I purchased a new computer system a few years ago, and it came bundled with a brand-name "200 watt" speaker system that sounded like crap. Not surprising, since the speakers were housed in small plastic cases. The 200 watts must be the figment of some marketing department. My old computer had a sound card with a built-in amplifier, so all I did was hook up two small but decent speakers and it worked quite well. Now, however, the sound cards do not have amplifiers so they must be provided.

I have built many LM380 audio amplifiers, and they are really easy to build. Although they are rated at just 2.5 watts, it is a true 2.5 watts, and is (sometimes surprisingly) sufficient for most applications. I decided to build a stand-alone amplifier using two LM380s, and a pair of good quality bookshelf hi-fi speakers. The basic circuit is very simple and taken more or less from the LM380 spec sheet. There is no tone control.

Amplifierr Schematic

There are two LM380 circuits, of course. I use a 2 pole 4 position switch for selecting up to 4 different inputs. The volume control is a ganged unit.

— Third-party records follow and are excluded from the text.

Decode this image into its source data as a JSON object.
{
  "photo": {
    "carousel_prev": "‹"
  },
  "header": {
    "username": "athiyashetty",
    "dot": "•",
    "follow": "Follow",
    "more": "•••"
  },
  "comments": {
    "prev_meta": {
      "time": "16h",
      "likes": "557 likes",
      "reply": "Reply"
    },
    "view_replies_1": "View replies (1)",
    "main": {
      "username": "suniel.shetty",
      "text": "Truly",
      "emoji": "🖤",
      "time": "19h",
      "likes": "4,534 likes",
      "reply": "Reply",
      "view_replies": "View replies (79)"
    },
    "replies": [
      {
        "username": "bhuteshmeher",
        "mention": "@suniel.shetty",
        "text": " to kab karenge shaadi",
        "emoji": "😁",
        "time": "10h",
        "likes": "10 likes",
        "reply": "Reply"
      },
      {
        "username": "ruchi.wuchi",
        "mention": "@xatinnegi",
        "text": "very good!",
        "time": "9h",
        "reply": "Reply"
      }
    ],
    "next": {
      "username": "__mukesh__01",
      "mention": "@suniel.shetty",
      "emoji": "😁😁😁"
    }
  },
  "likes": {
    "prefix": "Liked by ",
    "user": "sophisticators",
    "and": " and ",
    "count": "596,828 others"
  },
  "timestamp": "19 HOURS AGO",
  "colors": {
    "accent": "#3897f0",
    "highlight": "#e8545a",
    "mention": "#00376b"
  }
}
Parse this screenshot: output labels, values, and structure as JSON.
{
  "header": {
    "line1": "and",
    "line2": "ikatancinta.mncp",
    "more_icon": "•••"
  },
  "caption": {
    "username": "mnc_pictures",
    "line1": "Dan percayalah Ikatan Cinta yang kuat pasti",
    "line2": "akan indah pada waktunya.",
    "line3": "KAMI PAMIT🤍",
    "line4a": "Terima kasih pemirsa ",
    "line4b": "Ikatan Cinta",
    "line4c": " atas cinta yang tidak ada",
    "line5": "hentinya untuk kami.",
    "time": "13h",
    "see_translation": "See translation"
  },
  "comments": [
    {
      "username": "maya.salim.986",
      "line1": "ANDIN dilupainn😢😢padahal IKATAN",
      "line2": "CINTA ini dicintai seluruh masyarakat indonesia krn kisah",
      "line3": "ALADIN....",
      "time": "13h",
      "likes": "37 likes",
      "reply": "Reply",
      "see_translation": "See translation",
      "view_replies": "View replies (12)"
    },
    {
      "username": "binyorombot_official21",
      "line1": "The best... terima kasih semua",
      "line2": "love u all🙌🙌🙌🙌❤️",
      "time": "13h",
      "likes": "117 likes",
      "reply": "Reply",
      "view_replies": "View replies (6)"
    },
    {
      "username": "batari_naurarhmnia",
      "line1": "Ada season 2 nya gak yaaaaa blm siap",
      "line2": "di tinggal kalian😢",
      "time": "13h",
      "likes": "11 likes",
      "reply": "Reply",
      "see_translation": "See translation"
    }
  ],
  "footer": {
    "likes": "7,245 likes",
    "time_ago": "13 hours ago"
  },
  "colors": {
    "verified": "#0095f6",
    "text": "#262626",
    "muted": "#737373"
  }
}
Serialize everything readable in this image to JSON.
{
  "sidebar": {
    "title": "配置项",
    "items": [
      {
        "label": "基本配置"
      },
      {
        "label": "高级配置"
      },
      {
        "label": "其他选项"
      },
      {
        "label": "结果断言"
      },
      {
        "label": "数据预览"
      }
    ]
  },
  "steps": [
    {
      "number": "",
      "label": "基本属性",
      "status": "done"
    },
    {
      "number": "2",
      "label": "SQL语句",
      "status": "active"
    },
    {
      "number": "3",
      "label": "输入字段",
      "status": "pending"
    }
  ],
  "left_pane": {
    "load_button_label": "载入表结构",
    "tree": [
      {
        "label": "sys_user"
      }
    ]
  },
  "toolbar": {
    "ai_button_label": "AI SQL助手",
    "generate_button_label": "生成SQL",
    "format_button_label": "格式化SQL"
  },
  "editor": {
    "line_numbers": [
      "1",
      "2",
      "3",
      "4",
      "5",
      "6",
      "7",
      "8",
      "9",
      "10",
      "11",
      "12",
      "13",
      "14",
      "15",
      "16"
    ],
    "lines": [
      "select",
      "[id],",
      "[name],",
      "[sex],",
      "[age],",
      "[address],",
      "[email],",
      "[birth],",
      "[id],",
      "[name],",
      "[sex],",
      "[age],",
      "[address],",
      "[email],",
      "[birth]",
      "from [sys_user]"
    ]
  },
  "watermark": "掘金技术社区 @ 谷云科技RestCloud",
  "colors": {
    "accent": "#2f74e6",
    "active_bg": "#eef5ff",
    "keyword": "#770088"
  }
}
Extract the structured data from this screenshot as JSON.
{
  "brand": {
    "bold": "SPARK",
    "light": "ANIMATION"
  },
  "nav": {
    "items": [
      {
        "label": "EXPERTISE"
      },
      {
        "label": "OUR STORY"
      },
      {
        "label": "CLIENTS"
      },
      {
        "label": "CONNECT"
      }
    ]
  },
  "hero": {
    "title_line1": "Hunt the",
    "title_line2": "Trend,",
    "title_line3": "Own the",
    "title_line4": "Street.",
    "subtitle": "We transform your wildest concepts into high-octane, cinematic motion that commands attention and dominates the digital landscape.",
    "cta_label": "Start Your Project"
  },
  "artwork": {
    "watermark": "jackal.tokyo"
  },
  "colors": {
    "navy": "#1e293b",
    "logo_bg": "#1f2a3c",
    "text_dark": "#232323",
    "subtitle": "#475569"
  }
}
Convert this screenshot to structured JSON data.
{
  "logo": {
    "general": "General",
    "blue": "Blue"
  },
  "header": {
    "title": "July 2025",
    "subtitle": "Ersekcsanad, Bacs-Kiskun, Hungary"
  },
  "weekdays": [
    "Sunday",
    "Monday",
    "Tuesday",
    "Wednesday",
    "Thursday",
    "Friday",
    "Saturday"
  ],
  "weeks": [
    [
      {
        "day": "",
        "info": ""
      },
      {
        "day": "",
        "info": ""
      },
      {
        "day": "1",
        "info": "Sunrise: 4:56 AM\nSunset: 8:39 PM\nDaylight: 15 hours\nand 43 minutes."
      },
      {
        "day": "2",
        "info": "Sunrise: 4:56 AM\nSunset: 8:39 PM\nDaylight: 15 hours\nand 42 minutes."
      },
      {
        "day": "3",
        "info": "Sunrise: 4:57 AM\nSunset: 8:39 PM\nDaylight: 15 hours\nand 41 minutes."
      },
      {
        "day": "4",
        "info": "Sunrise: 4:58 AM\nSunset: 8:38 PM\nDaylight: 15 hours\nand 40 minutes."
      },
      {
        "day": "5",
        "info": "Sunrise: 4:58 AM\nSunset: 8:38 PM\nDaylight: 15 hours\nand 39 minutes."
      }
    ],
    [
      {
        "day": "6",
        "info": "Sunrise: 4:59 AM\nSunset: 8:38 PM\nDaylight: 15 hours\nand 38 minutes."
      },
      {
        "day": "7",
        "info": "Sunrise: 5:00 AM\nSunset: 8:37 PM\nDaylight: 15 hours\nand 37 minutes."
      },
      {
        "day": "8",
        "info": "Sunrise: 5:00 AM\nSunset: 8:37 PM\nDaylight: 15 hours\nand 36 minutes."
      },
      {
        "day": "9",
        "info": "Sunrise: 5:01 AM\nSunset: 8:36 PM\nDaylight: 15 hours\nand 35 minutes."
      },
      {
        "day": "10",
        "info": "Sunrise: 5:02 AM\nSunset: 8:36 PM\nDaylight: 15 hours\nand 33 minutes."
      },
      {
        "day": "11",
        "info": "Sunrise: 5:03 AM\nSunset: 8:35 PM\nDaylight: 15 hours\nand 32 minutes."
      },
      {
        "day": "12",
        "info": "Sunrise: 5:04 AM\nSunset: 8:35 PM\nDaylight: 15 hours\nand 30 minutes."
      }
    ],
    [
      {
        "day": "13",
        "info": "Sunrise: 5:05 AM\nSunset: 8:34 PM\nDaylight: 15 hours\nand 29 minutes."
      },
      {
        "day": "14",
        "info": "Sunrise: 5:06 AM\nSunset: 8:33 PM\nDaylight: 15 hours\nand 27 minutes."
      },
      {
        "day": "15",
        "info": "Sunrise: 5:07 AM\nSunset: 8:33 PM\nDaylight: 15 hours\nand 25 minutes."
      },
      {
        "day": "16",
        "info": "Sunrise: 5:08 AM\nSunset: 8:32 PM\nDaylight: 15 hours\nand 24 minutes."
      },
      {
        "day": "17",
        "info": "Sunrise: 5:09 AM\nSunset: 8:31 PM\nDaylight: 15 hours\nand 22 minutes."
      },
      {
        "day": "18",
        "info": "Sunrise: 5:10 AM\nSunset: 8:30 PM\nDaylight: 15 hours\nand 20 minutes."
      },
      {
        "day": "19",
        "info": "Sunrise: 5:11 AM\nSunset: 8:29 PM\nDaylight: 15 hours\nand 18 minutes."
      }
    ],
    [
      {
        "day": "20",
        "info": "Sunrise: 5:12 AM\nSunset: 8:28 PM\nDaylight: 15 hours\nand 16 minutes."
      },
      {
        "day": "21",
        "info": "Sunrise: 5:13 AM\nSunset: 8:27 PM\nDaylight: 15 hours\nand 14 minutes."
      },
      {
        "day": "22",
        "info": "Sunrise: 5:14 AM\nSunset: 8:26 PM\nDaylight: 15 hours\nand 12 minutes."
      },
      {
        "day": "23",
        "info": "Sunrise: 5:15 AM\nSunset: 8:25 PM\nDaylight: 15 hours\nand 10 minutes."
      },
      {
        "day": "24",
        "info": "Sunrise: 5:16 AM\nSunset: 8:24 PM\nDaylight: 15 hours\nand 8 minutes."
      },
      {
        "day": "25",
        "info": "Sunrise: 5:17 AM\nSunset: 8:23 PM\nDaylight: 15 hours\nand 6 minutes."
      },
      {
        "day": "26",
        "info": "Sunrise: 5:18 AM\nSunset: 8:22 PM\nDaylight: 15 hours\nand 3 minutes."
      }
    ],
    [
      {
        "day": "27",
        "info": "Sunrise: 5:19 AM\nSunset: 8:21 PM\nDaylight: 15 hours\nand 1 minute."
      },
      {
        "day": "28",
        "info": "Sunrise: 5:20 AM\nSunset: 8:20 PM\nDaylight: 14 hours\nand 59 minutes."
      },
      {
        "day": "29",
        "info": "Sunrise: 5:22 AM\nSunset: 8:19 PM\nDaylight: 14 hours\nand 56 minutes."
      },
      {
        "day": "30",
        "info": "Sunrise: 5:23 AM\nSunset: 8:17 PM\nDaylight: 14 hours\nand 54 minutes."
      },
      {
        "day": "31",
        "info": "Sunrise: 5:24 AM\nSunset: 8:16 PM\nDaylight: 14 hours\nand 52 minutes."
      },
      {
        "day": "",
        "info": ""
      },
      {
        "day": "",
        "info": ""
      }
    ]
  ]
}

And there is a 12 volt 1 amp power supply.

amplifier frontAmplifier back

amplifier insidespeaker

The amplifier board is built on a piece of copper clad board, to provide a good ground plane. Amplifiers often malfunction when the layout is neglected. All the input jacks on the front and back panels are insulated from the panel, to avoid ground loops. (The panels are grounded and the speaker jack grounds are directly connected to the back panel.) I added an extra switch and jack on the front panel as a headphone jack.

My speakers are quite efficient, and the amplifier provides more volume than needed. You may not be able to see it from the photos, but I glued small finned heatsinks to the top of the LM380s (I used the 14 pin DIPs) just in case.